The initial order was granted on Feb 19, two days before he was arrested, and has been extended by 14 days from Feb 22 to March 8.
Brochez is being detained at the request of the US government, which charged him last week with the unlawful possession of stolen identification documents.
Under the temporary restraining order, he may not post, refer to, discuss, upload or share any confidential, sensitive or private information that he got from the Singapore Government and is holding on to.
Any agent, representative, companion, friend or acquaintance of Brochez who possesses the information he obtained is also banned from disseminating it.
US District Judge Danny C. Reeves said any disclosure of information from the HIV Registry would cause immediate and irreparable injury to the individuals identified through the registry. His written grounds for granting the extension were set out in court papers filed on Monday and seen by The Straits Times.
There was also good cause for the extension because the Singapore Government "had demonstrated a likelihood of success on the merits of its claims which (Brochez) had not yet answered", said the judge.
There would be little to no harm to Brochez, 34, if he were temporarily restrained from spreading the information.
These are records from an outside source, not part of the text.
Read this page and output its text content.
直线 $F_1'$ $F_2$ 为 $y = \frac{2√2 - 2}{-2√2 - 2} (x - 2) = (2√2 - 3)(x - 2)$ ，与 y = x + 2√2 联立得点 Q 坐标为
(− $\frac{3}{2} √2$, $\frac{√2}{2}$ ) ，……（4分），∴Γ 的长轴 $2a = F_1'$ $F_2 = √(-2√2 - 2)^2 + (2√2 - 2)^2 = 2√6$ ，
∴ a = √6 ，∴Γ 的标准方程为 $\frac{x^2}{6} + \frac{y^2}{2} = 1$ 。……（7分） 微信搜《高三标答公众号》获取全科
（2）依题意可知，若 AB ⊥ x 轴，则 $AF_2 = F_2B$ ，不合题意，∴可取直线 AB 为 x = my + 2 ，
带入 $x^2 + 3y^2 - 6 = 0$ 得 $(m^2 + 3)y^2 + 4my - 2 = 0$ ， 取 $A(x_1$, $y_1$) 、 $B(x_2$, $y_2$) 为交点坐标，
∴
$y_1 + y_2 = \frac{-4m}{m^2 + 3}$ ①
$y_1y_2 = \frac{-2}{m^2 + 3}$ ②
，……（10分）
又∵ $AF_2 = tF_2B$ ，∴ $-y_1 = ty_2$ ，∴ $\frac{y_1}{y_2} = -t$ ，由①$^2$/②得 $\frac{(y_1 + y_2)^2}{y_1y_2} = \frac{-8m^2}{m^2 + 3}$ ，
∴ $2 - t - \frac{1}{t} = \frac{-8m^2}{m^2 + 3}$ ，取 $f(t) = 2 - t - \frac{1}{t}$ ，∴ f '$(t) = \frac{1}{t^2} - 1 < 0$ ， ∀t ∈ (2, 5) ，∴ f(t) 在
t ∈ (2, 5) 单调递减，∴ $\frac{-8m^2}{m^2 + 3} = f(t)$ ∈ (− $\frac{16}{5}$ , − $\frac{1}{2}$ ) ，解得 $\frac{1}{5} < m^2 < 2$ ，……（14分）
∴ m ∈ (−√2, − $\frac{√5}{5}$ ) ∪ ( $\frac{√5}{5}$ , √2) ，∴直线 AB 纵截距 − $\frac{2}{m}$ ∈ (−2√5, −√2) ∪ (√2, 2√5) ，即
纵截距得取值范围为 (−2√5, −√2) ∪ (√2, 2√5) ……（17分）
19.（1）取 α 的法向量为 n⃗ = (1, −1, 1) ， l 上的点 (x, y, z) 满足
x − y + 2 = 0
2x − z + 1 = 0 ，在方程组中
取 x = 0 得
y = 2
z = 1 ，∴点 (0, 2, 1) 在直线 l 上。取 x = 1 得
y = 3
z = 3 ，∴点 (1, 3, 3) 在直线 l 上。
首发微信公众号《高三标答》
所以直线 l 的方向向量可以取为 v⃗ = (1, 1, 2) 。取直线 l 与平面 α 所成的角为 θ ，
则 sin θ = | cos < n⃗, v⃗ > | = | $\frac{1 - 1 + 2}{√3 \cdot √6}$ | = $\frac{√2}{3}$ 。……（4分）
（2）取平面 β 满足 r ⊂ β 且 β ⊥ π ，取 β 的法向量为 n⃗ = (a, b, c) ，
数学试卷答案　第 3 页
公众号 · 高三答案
Doing so would, in fact, be in the public interest, the judge added.
The judge also wrote in earlier court documents that America's First Amendment, which protects freedom of speech, does not protect the unlawful disclosures of highly confidential patient information.
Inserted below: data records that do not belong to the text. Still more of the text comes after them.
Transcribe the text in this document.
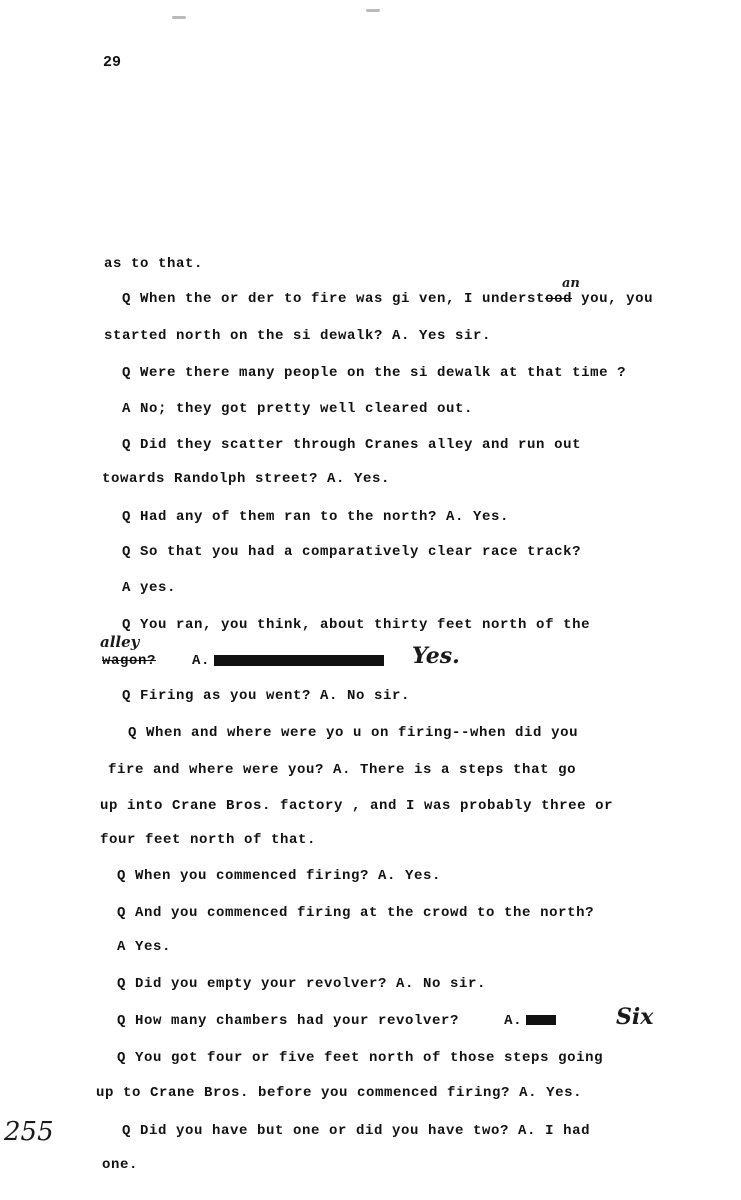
29
as to that.
Q When the or der to fire was gi ven, I understood you, you
an
started north on the si dewalk? A. Yes sir.
Q Were there many people on the si dewalk at that time ?
A No; they got pretty well cleared out.
Q Did they scatter through Cranes alley and run out
towards Randolph street? A. Yes.
Q Had any of them ran to the north? A. Yes.
Q So that you had a comparatively clear race track?
A yes.
Q You ran, you think, about thirty feet north of the
alley
wagon?	A.	Yes.
Q Firing as you went? A. No sir.
Q When and where were yo u on firing--when did you
fire and where were you? A. There is a steps that go
up into Crane Bros. factory , and I was probably three or
four feet north of that.
Q When you commenced firing? A. Yes.
Q And you commenced firing at the crowd to the north?
A Yes.
Q Did you empty your revolver? A. No sir.
Q How many chambers had your revolver?	A.	Six
Q You got four or five feet north of those steps going
up to Crane Bros. before you commenced firing? A. Yes.
Q Did you have but one or did you have two? A. I had
one.
255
"Instead, confidential medical records, like the HIV Registry, must be given protection from improper disclosure because the dissemination of this information would constitute a clearly unwarranted invasion of personal privacy," he added.
In the week before his arrest, Brochez had e-mailed the details of 13 HIV-positive individuals scheduled for a health check-up at Changi Prison Complex in March last year to government authorities and multiple media agencies.
Brochez lived in Singapore from 2008 and was jailed in 2017 for fraud and drug-related offences and lying to the Manpower Ministry about his HIV status to get an employment pass. He was released from prison last April and deported.